I watched with interest as Ghemawat sped through his undergraduate
and PhD degrees at Harvard in a total of six years. I was pleased when he
decided to go consult after receiving his PhD. And I was delighted when
he was recruited by Michael Porter to join the Harvard Business School faculty at age twenty-three. He went on to become the youngest professor ever
granted tenure at Harvard Business School, on the strength of a body of
distinguished work on sustainability and competitive dynamics, particularly Commitment, which is my favorite book of his. Or was, until this one.

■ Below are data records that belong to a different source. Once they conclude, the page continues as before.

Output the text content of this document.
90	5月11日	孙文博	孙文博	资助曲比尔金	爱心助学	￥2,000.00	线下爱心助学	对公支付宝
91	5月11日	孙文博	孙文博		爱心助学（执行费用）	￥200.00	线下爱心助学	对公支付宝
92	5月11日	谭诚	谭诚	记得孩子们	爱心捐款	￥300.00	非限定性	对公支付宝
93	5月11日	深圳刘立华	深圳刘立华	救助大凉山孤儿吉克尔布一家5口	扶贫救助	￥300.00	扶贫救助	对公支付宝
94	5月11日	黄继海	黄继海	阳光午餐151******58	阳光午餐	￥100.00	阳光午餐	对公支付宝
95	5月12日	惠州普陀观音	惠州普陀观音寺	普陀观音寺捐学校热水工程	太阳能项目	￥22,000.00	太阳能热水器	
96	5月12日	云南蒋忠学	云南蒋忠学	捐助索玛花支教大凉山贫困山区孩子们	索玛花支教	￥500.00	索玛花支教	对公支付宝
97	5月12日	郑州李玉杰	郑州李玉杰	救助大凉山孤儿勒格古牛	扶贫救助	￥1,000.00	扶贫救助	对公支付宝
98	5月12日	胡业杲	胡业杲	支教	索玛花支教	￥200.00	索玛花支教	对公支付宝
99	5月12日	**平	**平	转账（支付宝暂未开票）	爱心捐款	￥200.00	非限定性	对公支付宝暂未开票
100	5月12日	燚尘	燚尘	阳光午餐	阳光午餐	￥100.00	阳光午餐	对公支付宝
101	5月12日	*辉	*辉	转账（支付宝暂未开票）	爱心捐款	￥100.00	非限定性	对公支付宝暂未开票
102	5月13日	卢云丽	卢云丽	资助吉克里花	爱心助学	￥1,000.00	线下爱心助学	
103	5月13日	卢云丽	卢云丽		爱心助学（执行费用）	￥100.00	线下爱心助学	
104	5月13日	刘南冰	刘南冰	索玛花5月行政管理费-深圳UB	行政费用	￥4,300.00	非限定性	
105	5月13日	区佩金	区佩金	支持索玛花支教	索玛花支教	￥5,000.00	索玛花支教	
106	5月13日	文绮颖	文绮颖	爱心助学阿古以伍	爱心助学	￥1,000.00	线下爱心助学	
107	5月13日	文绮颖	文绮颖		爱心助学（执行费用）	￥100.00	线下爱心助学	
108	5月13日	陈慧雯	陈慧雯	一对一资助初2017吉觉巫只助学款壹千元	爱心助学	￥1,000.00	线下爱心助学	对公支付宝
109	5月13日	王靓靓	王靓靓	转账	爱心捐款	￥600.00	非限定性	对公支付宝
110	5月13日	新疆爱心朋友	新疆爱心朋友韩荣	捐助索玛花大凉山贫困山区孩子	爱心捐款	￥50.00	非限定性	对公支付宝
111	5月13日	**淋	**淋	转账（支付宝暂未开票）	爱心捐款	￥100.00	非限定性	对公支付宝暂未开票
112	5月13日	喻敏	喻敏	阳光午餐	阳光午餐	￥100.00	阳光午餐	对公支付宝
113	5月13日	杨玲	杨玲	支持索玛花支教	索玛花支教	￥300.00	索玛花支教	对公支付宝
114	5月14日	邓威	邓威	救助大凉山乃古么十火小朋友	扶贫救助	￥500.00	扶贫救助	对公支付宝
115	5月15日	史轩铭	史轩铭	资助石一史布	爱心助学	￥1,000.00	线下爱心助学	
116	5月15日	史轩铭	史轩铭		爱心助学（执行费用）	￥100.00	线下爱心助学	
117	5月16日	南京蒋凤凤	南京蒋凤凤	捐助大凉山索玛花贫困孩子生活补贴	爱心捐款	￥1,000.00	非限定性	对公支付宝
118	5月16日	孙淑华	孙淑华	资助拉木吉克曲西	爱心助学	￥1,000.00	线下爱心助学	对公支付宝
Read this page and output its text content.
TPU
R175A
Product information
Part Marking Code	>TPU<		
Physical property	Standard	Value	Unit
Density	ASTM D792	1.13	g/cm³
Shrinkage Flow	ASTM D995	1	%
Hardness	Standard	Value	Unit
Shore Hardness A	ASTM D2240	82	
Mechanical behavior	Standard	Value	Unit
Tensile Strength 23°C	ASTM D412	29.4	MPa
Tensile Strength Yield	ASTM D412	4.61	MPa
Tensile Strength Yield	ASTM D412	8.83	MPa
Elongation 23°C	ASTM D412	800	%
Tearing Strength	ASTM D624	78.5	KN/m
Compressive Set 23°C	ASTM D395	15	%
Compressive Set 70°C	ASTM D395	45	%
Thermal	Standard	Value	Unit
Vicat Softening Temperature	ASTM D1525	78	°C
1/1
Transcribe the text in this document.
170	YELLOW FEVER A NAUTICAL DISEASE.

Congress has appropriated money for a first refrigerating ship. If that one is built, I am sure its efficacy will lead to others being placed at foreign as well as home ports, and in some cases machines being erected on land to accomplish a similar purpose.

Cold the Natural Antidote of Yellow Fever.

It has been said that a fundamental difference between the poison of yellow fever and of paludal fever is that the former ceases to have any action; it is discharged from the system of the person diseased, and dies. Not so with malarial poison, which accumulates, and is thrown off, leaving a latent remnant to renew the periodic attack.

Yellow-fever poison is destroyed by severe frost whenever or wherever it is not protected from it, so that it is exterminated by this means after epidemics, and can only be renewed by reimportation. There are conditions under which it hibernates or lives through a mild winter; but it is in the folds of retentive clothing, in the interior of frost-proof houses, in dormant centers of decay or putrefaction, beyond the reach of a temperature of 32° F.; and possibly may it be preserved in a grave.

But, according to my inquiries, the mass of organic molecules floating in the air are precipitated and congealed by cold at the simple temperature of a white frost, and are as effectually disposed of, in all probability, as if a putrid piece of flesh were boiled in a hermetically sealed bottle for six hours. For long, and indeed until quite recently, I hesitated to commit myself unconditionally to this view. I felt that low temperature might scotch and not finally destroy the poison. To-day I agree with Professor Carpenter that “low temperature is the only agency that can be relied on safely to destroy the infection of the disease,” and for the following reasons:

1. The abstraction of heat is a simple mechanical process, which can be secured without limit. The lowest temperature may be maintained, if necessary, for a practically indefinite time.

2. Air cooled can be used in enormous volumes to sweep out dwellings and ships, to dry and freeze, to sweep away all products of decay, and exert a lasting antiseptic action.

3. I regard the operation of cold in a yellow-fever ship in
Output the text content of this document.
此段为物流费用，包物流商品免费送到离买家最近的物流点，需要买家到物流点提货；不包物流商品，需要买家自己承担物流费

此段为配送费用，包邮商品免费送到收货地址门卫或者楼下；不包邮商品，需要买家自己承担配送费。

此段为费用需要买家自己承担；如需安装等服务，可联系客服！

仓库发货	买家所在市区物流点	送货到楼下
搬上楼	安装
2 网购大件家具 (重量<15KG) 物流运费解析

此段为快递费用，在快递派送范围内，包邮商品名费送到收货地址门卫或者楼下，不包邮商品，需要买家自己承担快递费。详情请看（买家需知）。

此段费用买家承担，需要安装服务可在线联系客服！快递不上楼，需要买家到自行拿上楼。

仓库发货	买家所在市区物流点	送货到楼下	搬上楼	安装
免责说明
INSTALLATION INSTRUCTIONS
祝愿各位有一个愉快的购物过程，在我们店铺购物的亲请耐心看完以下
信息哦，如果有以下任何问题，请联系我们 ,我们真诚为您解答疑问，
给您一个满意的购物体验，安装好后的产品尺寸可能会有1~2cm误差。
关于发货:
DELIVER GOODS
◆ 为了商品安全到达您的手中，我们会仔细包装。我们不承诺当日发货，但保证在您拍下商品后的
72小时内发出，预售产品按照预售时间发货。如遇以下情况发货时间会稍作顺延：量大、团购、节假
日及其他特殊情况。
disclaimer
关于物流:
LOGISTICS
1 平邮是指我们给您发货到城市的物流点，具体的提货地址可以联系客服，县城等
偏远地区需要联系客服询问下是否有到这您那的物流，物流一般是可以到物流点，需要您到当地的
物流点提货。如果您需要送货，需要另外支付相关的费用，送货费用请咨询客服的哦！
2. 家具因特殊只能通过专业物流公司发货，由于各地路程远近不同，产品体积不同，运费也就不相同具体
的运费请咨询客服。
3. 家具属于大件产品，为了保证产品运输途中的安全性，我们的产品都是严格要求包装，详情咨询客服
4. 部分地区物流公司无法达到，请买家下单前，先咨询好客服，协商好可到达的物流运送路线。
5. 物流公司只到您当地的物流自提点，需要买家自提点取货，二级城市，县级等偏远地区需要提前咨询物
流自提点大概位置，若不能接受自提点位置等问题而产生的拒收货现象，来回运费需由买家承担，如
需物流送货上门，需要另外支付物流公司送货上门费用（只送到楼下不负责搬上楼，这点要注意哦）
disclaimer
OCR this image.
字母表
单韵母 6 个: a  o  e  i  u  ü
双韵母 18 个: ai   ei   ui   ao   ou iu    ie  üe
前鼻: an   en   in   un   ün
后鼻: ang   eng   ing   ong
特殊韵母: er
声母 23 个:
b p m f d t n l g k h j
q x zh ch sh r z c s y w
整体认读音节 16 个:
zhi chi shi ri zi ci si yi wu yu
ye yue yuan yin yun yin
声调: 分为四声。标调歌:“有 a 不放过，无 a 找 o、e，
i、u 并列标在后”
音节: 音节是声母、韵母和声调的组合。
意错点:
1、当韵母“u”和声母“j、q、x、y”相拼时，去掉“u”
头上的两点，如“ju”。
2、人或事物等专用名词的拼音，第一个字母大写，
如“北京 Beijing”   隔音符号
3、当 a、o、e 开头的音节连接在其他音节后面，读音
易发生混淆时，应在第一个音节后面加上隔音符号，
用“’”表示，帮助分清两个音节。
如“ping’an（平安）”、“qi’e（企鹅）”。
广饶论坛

Redefining Global Strategy is based on a decade of immersion in the strategies of global enterprises. This research has already resulted in a stream of
articles in the Harvard Business Review, of which the two most recent are
“Regional Strategies for Global Leadership” (December 2005), which received HBR’s award for the best article published that year, and “Managing
Differences: The Central Challenge in Global Strategy,” which was published as the lead article in March 2007. But it is only in this book that
Ghemawat fully elaborates and explores the implications of his core proposition: that frontiers matter. Our age, he says, is not one of complete—or
even near-complete—globalization. Rather, the state of the world is more
appropriately characterized as “semiglobalization.”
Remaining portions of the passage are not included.